The eyes slowly opened. They were hazel and sparked in the dull light. “I have a name. It is Joseph.”
Crystal Max said, “Old timer, I told you to relax. I don’t need you getting into a fight.”
Perplexed, Mereziah turned to her. “Fight? I have no intention of fighting. Why would you say that? There are some things I must know, Crystal. Things important to our survival.”
“Like what? What do you want to know?” Joseph lowered his brows.
“What can you tell me about your abduction?”
“My what?”
“Abduction. When the soldiers came to take you.”
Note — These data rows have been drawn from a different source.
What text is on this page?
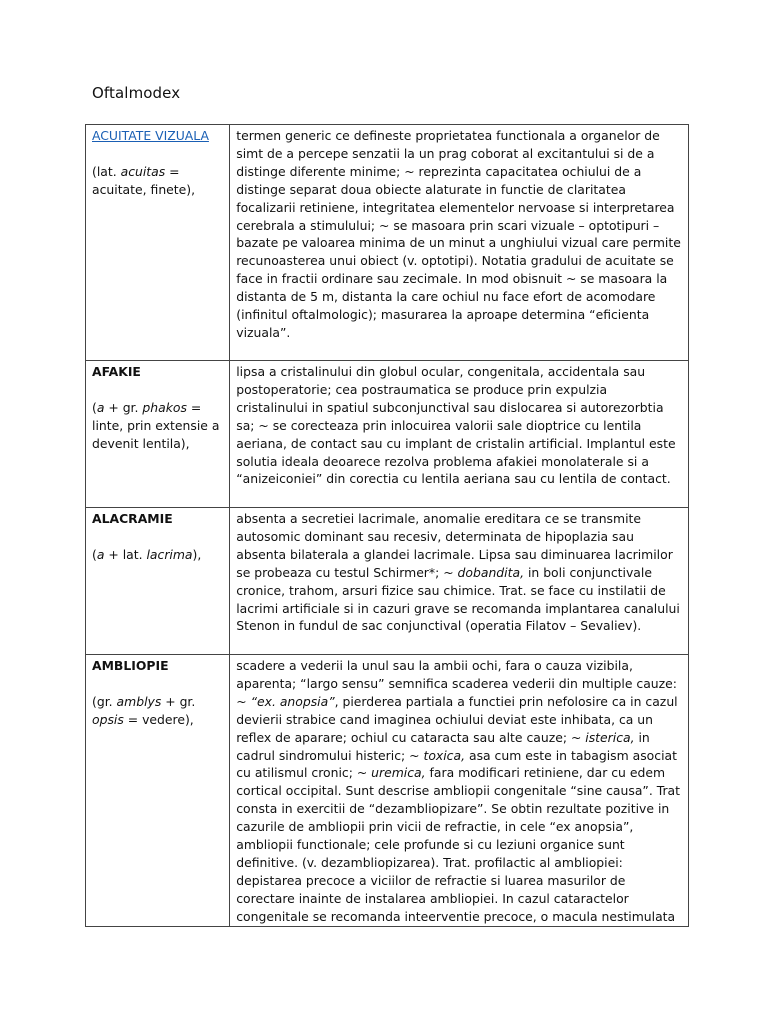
Oftalmodex
ACUITATE VIZUALA
(lat. acuitas = acuitate, finete),	termen generic ce defineste proprietatea functionala a organelor de simt de a percepe senzatii la un prag coborat al excitantului si de a distinge diferente minime; ~ reprezinta capacitatea ochiului de a distinge separat doua obiecte alaturate in functie de claritatea focalizarii retiniene, integritatea elementelor nervoase si interpretarea cerebrala a stimulului; ~ se masoara prin scari vizuale – optotipuri – bazate pe valoarea minima de un minut a unghiului vizual care permite recunoasterea unui obiect (v. optotipi). Notatia gradului de acuitate se face in fractii ordinare sau zecimale. In mod obisnuit ~ se masoara la distanta de 5 m, distanta la care ochiul nu face efort de acomodare (infinitul oftalmologic); masurarea la aproape determina “eficienta vizuala”.
AFAKIE
(a + gr. phakos = linte, prin extensie a devenit lentila),	lipsa a cristalinului din globul ocular, congenitala, accidentala sau postoperatorie; cea postraumatica se produce prin expulzia cristalinului in spatiul subconjunctival sau dislocarea si autorezorbtia sa; ~ se corecteaza prin inlocuirea valorii sale dioptrice cu lentila aeriana, de contact sau cu implant de cristalin artificial. Implantul este solutia ideala deoarece rezolva problema afakiei monolaterale si a “anizeiconiei” din corectia cu lentila aeriana sau cu lentila de contact.
ALACRAMIE
(a + lat. lacrima),	absenta a secretiei lacrimale, anomalie ereditara ce se transmite autosomic dominant sau recesiv, determinata de hipoplazia sau absenta bilaterala a glandei lacrimale. Lipsa sau diminuarea lacrimilor se probeaza cu testul Schirmer*; ~ dobandita, in boli conjunctivale cronice, trahom, arsuri fizice sau chimice. Trat. se face cu instilatii de lacrimi artificiale si in cazuri grave se recomanda implantarea canalului Stenon in fundul de sac conjunctival (operatia Filatov – Sevaliev).
AMBLIOPIE
(gr. amblys + gr. opsis = vedere),	scadere a vederii la unul sau la ambii ochi, fara o cauza vizibila, aparenta; “largo sensu” semnifica scaderea vederii din multiple cauze: ~ “ex. anopsia”, pierderea partiala a functiei prin nefolosire ca in cazul devierii strabice cand imaginea ochiului deviat este inhibata, ca un reflex de aparare; ochiul cu cataracta sau alte cauze; ~ isterica, in cadrul sindromului histeric; ~ toxica, asa cum este in tabagism asociat cu atilismul cronic; ~ uremica, fara modificari retiniene, dar cu edem cortical occipital. Sunt descrise ambliopii congenitale “sine causa”. Trat consta in exercitii de “dezambliopizare”. Se obtin rezultate pozitive in cazurile de ambliopii prin vicii de refractie, in cele “ex anopsia”, ambliopii functionale; cele profunde si cu leziuni organice sunt definitive. (v. dezambliopizarea). Trat. profilactic al ambliopiei: depistarea precoce a viciilor de refractie si luarea masurilor de corectare inainte de instalarea ambliopiei. In cazul cataractelor congenitale se recomanda inteerventie precoce, o macula nestimulata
Joseph stared for a long while before speaking. “I work at filter plant number seventy-two. Fixing filtration units that clean the air. All black fellows, as you say, work there. We all wear uniforms. Never seen anyone like me before? You never went there. But you sure breathe our air. All of you. My father worked at the filter plant. My son works there. My wife too.”
“You have a family?” There was a touch of poignancy in these details. Mereziah appreciated Joseph’s commitment to servicing systems of the world. At least they had that in common.
But Joseph seemed irritated. “My family is important to your plan? Important for our survival?”
“No,” Mereziah admitted.
“Uh, do you have any kids, old man?” intervened Crystal.
“No. I have no children.” A lump had formed in Mereziah’s throat. He had never even held a child. “Continue, please,” he told Joseph.
“Soldiers came.” The man did not move when he spoke. His arms lay in his lap. “They didn’t grab me, at first, or grab anyone around me. Like you, they ask lots of questions. We see others, like them? No. We see people from outside? No. They tell us that the sky is pierced, and that the world woke them up to find out why. They are security. But here in the world is too much chaos, too much mess.” Joseph’s lips tightened. “And they get no instructions, no guidance from the voice of the world.”